Dixon Yang, MD
Pediatric acute ischemic stroke (AIS) is an uncommon and poorly understood clinical entity, but its absolute incidence has been increasing and may represent significant cause of disability. In 2019, the American Heart Association Stroke Council and Council of Cardiovascular and Stroke Nursing issued a statement suggesting emergent therapies and endovascular therapies be limited to consideration of children with persistent neurologic deficits (pediatric NIHSS >/= 6), radiographically confirmed large vessel occlusion, and those with a large body habitus due to technical considerations and risks with exposure to radiation and contrast.
In absence of high-quality data and trials, optimal management for pediatric acute ischemic stroke remains unclear. Therefore, Dicpinigaitis and authors performed a large cross-sectional analysis using an administrative inpatient care registry in the United States from the Healthcare Cost and Utilization Project to characterize patient profiles and clinical course of endovascular therapy (EVT) in pediatric patients for AIS.
Using ICD diagnosis and procedural codes, the authors identified 7341 pediatric patients hospitalized with AIS with stenosis or occlusion of precerebral or cerebral large arteries from 2010 to 2019, of whom 2.9% received EVT. Unsurprisingly, there was an increase in EVT use after the landmark clinical trials in adults in 2015. Among those who received EVT, the average age was 13.8 years, 26% were non-White, and the mean NIHSS was 11.4, often involving aphasia. About 79% had anterior circulation occlusions, 13% basilar artery occlusions, and 8% were extracranial carotid occlusions. Arteriopathy was the most cited etiology for AIS in the EVT group (27%), followed by precerebral arterial dissection (22%).
A little over half of patients who underwent EVT had favorable outcomes defined as discharge to home or self-care (with or without services) or short-term acute rehabilitation stay. In adjusted analyses with propensity score matching, there was no statistical difference between patients treated with EVT and those medically managed (55% vs 53%, p=0.830). In the EVT group, 8% died, 18% had any intracranial hemorrhage, and 8% underwent decompressive hemicraniectomy, while the medically treated group had 3%, 5%, and 2% of the aforementioned outcomes, respectively. There were no reported procedural complications or contrast-induced kidney injury in the EVT group.
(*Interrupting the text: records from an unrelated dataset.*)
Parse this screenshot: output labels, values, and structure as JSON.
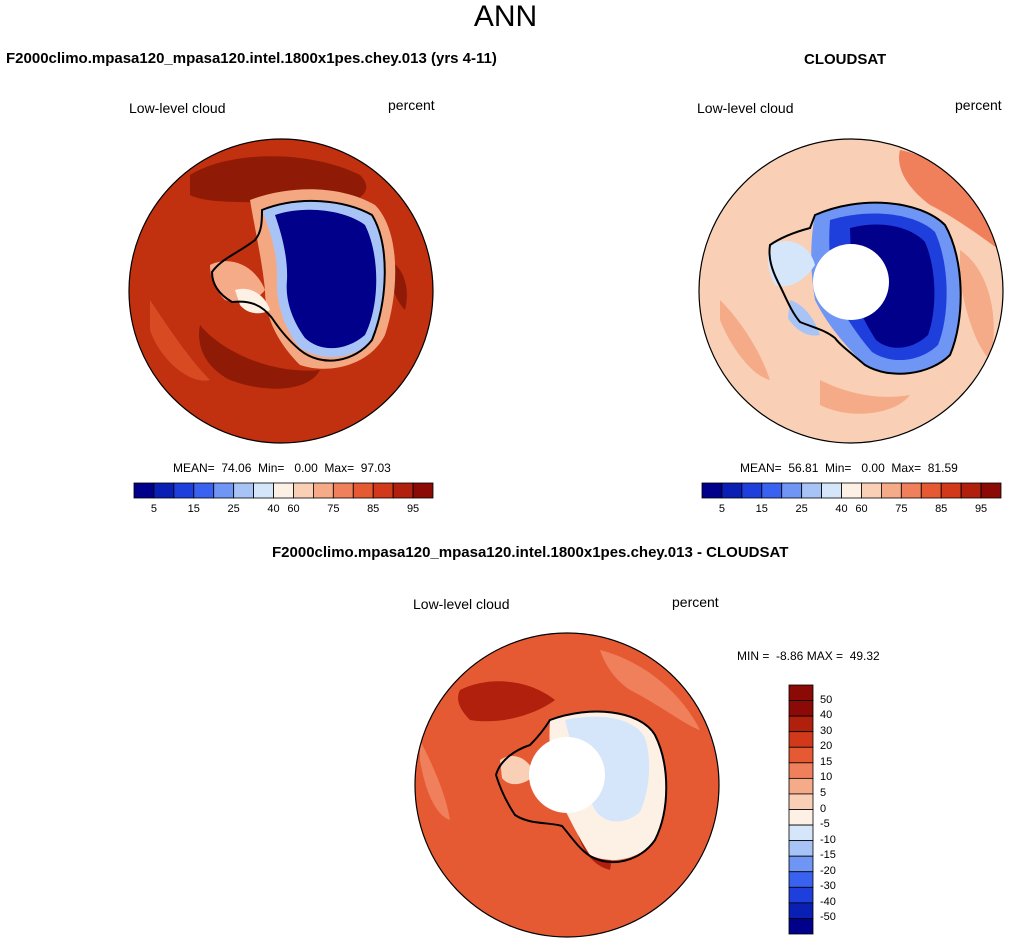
{
  "title": "ANN",
  "panels": {
    "model": {
      "heading": "F2000climo.mpasa120_mpasa120.intel.1800x1pes.chey.013 (yrs 4-11)",
      "left_label": "Low-level cloud",
      "right_label": "percent",
      "stats": "MEAN=  74.06  Min=   0.00  Max=  97.03"
    },
    "obs": {
      "heading": "CLOUDSAT",
      "left_label": "Low-level cloud",
      "right_label": "percent",
      "stats": "MEAN=  56.81  Min=   0.00  Max=  81.59"
    },
    "diff": {
      "heading": "F2000climo.mpasa120_mpasa120.intel.1800x1pes.chey.013 - CLOUDSAT",
      "left_label": "Low-level cloud",
      "right_label": "percent",
      "stats": "MIN =  -8.86 MAX =  49.32"
    }
  },
  "colorbar_abs": {
    "colors": [
      "#00008b",
      "#0a1fb4",
      "#1f3fdc",
      "#3a62f0",
      "#6f96f5",
      "#a8c4f7",
      "#d6e6fa",
      "#fdf1e6",
      "#f9d0b6",
      "#f5aa88",
      "#f07f5c",
      "#e65a33",
      "#d2391b",
      "#b0200c",
      "#8b0a05"
    ],
    "tick_labels": [
      "5",
      "15",
      "25",
      "40",
      "60",
      "75",
      "85",
      "95"
    ]
  },
  "colorbar_diff": {
    "colors": [
      "#8b0a05",
      "#b0200c",
      "#d2391b",
      "#e65a33",
      "#f07f5c",
      "#f5aa88",
      "#f9d0b6",
      "#fdf1e6",
      "#d6e6fa",
      "#a8c4f7",
      "#6f96f5",
      "#3a62f0",
      "#1f3fdc",
      "#0a1fb4",
      "#00008b"
    ],
    "tick_labels": [
      "50",
      "40",
      "30",
      "20",
      "15",
      "10",
      "5",
      "0",
      "-5",
      "-10",
      "-15",
      "-20",
      "-30",
      "-40",
      "-50"
    ]
  }
}
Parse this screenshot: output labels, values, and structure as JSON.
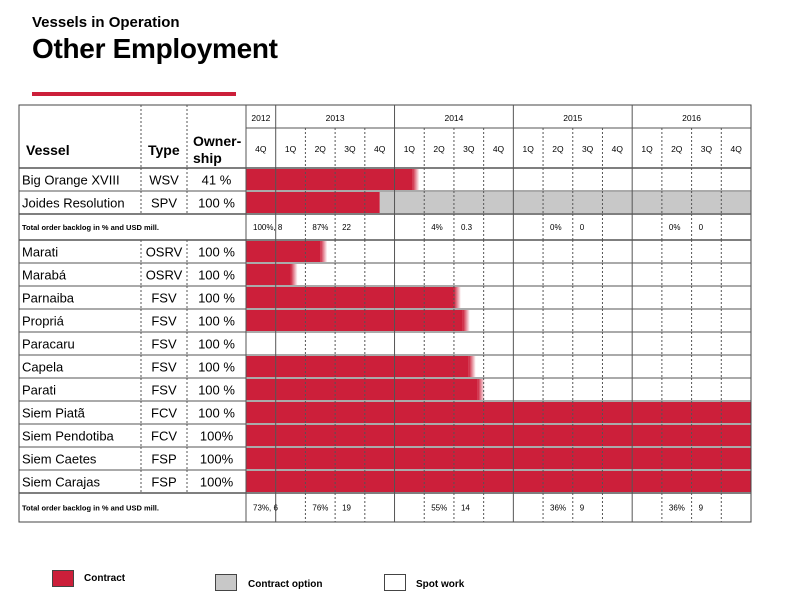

The authors conclude there has been an increasing trend in utilization of EVT in pediatric AIS, with promising signals for EVT in terms of short-term functional outcomes. Readers should be cautioned that this was an observational study from an administrative dataset. The EVT and medically treated groups are not entirely comparable given the medically treated group may or may not have had an indication for EVT. Use of propensity matched analysis may mitigate some bias, but in a poorly understood clinical entity such as pediatric AIS, there may be unknown, but relevant, confounding. Therefore, the authors cautiously conclude that further studies, including randomized control trials, should be considered to fully address the safety and efficacy of EVT in this population.